2.4. Western Blot

Western blot analysis was performed as described previously [27]. In brief, the cells were seeded at 5 × 10⁵ cells per well (6 well plates, Greiner-Bio-one) and incubated with the individual drugs as described above at 37 °C and 5% CO₂. Cells were washed twice with Dulbecco’s Phosphate Buffered Solution (DPBS, Gibco) and harvested in ice-cold lysis buffer (Ripa buffer, Thermo Scientific, supplemented with Protease Inhibitor Cocktail, Thermo Scientific). The lysates were homogenized, and the protein content was determined enzymatically (BCA Protein Assay, Thermo Scientific). An SDS sample buffer (4× Laemmli Sample Buffer, BioRad, supplemented with Bond Breaker, Thermo scientific) was added, and heat denaturation was performed at 95 °C for 3 min, except for the probes for CXCR4, which must not be boiled. Twenty micrograms of the samples were loaded on SDS-polyacrylamide gels (10% polyacrylamide) and size fractionated by electrophoresis.

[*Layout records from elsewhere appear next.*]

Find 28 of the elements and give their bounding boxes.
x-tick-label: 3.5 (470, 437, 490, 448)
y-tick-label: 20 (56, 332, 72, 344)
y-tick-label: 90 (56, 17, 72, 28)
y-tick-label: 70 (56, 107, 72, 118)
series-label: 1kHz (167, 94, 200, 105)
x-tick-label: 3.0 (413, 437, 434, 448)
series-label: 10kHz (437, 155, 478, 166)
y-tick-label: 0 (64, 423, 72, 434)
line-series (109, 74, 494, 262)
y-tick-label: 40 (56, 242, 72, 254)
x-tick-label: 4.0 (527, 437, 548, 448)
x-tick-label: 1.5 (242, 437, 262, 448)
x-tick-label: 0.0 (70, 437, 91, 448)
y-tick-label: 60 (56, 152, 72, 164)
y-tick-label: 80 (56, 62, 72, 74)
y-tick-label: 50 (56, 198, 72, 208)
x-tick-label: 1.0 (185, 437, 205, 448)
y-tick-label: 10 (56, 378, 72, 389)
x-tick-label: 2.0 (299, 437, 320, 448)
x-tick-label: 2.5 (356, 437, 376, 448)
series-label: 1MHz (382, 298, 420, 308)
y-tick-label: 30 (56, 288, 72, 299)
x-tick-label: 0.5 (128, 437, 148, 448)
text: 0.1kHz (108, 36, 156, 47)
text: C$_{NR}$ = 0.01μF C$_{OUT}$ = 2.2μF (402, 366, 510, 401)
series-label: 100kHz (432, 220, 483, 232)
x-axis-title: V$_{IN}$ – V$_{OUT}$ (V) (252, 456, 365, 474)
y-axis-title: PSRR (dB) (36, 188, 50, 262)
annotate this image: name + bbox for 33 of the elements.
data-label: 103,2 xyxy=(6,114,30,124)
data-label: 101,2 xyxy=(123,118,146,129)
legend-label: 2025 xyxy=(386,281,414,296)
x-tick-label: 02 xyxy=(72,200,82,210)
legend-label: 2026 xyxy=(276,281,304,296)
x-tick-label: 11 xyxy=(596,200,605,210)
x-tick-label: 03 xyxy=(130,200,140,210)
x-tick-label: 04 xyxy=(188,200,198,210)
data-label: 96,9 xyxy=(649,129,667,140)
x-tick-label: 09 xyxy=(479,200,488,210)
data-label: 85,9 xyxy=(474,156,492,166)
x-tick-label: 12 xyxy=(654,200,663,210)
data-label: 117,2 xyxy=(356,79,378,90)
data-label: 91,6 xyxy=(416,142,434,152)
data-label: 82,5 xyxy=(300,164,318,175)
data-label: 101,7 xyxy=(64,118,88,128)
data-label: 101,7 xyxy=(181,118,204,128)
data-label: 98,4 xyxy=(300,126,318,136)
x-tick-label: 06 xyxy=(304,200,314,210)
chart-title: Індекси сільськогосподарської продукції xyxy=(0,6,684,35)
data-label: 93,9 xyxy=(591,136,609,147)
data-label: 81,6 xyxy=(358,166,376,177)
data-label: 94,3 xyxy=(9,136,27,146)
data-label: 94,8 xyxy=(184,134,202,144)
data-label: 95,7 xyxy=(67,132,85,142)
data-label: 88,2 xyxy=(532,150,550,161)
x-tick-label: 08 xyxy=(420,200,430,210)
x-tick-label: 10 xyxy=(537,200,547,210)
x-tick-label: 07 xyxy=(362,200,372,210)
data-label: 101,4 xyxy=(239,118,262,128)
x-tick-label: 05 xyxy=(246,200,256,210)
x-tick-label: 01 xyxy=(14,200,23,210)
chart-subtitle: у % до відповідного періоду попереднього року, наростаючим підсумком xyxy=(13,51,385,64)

For immunoblotting, the proteins were transferred onto immobilon-P PVDF transfer membranes (Merck, Millipore, Burington, MA, USA). The membrane was blocked with 5% nonfat dried milk (BioRad) in Tris Buffer Solution (TBS) (140 mM NaCl, 10 mM Tris-HCl, pH 7.4) and incubated with the primary antibodies (for details, see Supplementary Table S1) for 2 h at room temperature or overnight at 4 °C. After intense washes with TBS, secondary antibodies (for details, see Supplementary Table S1) were added and incubated for 1 h. Bound antibodies were detected with a chemiluminescence detection system (ECL Clarity Western ECL Substrate, BioRad).